THE VICE PRESIDENT: I am optimistic that it will happen. I think you're seeing it in Iraq. I mean, this is a nation that's written a new constitution, had three national elections, getting ready to have another one next year. It's a remarkable thing when you think about it, a nation like Iraq in the heart of the Middle East, governed for decades by a dictator like Saddam Hussein -- I think that's a fundamental, lasting value, and will, in fact, change that part of the world.
What was the first part of your question?
Q It was a kind of two-parter, but do you think that it is important for the country to be --
THE VICE PRESIDENT: Oh, to be liked.
Q -- to be liked and --
THE VICE PRESIDENT: I think it's more important that we be respected. And I think that because we are who we are, because we are Americans, that that generates both admiration and criticism -- admiration in terms of people who admire our democracy, who are impressed with what we've been able to accomplish economically. And it's best represented in those millions of people who keep trying to cross our borders and move in with us. I don't know any other nation on Earth that has that kind of appeal to so many other people.
I think there's some criticism generated by those who've disagreed with us over the years. I think in some cases there are governments that go out of their way to be critical of the United States, oftentimes for their own domestic political purposes. I can think of -- well, Vladimir Putin, and some of the statements he's made and the speeches he's given about the United States. And in effect, he has, in this most recent financial crisis made statements that imply that we're responsible for their difficulties.
Q How do you feel about that?
THE VICE PRESIDENT: I think he's wrong. The question is whether or not he knows he's wrong.

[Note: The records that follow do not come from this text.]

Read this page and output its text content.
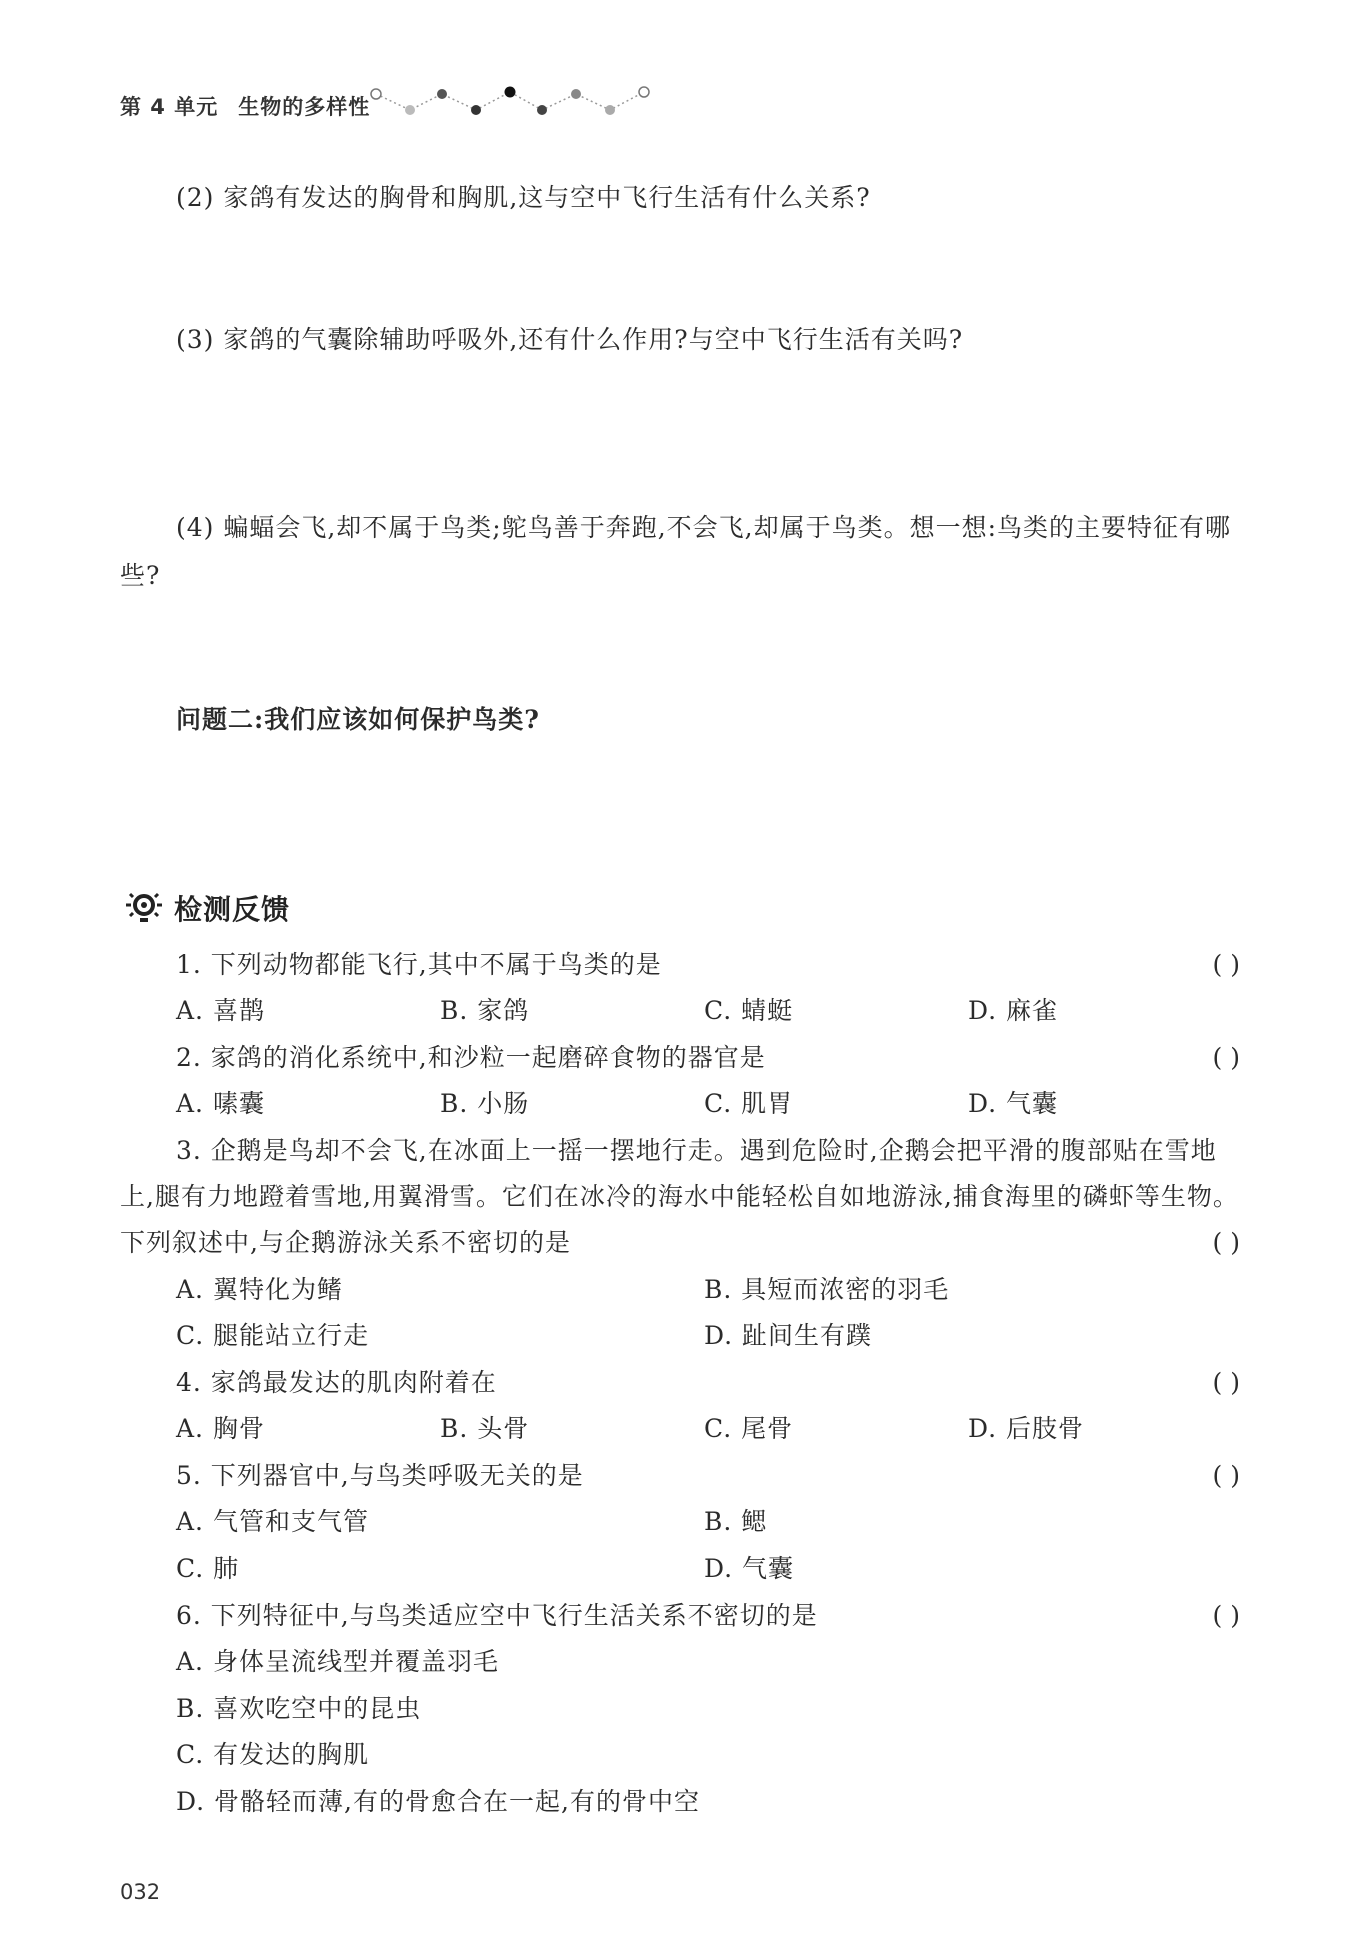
第 4 单元 生物的多样性

(2) 家鸽有发达的胸骨和胸肌,这与空中飞行生活有什么关系?

(3) 家鸽的气囊除辅助呼吸外,还有什么作用?与空中飞行生活有关吗?

(4) 蝙蝠会飞,却不属于鸟类;鸵鸟善于奔跑,不会飞,却属于鸟类。想一想:鸟类的主要特征有哪些?

问题二:我们应该如何保护鸟类?

检测反馈

1. 下列动物都能飞行,其中不属于鸟类的是	( )
A. 喜鹊	B. 家鸽	C. 蜻蜓	D. 麻雀

2. 家鸽的消化系统中,和沙粒一起磨碎食物的器官是	( )
A. 嗉囊	B. 小肠	C. 肌胃	D. 气囊

3. 企鹅是鸟却不会飞,在冰面上一摇一摆地行走。遇到危险时,企鹅会把平滑的腹部贴在雪地上,腿有力地蹬着雪地,用翼滑雪。它们在冰冷的海水中能轻松自如地游泳,捕食海里的磷虾等生物。下列叙述中,与企鹅游泳关系不密切的是	( )
A. 翼特化为鳍	B. 具短而浓密的羽毛
C. 腿能站立行走	D. 趾间生有蹼

4. 家鸽最发达的肌肉附着在	( )
A. 胸骨	B. 头骨	C. 尾骨	D. 后肢骨

5. 下列器官中,与鸟类呼吸无关的是	( )
A. 气管和支气管	B. 鳃
C. 肺	D. 气囊

6. 下列特征中,与鸟类适应空中飞行生活关系不密切的是	( )
A. 身体呈流线型并覆盖羽毛
B. 喜欢吃空中的昆虫
C. 有发达的胸肌
D. 骨骼轻而薄,有的骨愈合在一起,有的骨中空
032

Q Let me ask you about a secret mission that you and President Bush have engaged in and doesn't get a lot of attention, but I think we'd like to ask you a little bit about it -- the things you do off-calendar in your own time to work with the families of injured, or soldiers who were killed, and those who are injured and recovering. Could you talk a little bit about what you and the President have done, and why you've done it, and why you've done it sort of in a quiet way that doesn't call much attention to it?
THE VICE PRESIDENT: Sure. Well, I think we've -- the President has really set the tone overall, and he feels a very special obligation to those who he has to send in harm's way on behalf of the nation, and a very special obligation to their families, especially the families of those who don't come home again.
And what we've done is we've both visited out to Bethesda or Walter Reed. He, in his travels, spends time with the families of the fallen. If he goes down to Fort Bragg, he'll oftentimes pull together the families of guys who were stationed at Bragg and killed in action, and spend time with the families.
One of the things we've done a number of occasions is to host a barbecue at the Vice President's residence, where we invite in the wounded from Bethesda or Walter Reed, and their families, and provide a meal for them, and invite in usually a country and western singer to participate. We had Charlie Daniels not too long ago. Sara Evans has been in, people like that.
Q No rap. (Laughter)
THE VICE PRESIDENT: No rap, no. The country and western is sort of a compromise between old folks -- you know, the big band sound of the '50s and the rappers that the younger generation understands. I have trouble even following it. (Laughter.) But we -- you know, I think we all feel a very, very special obligation to them.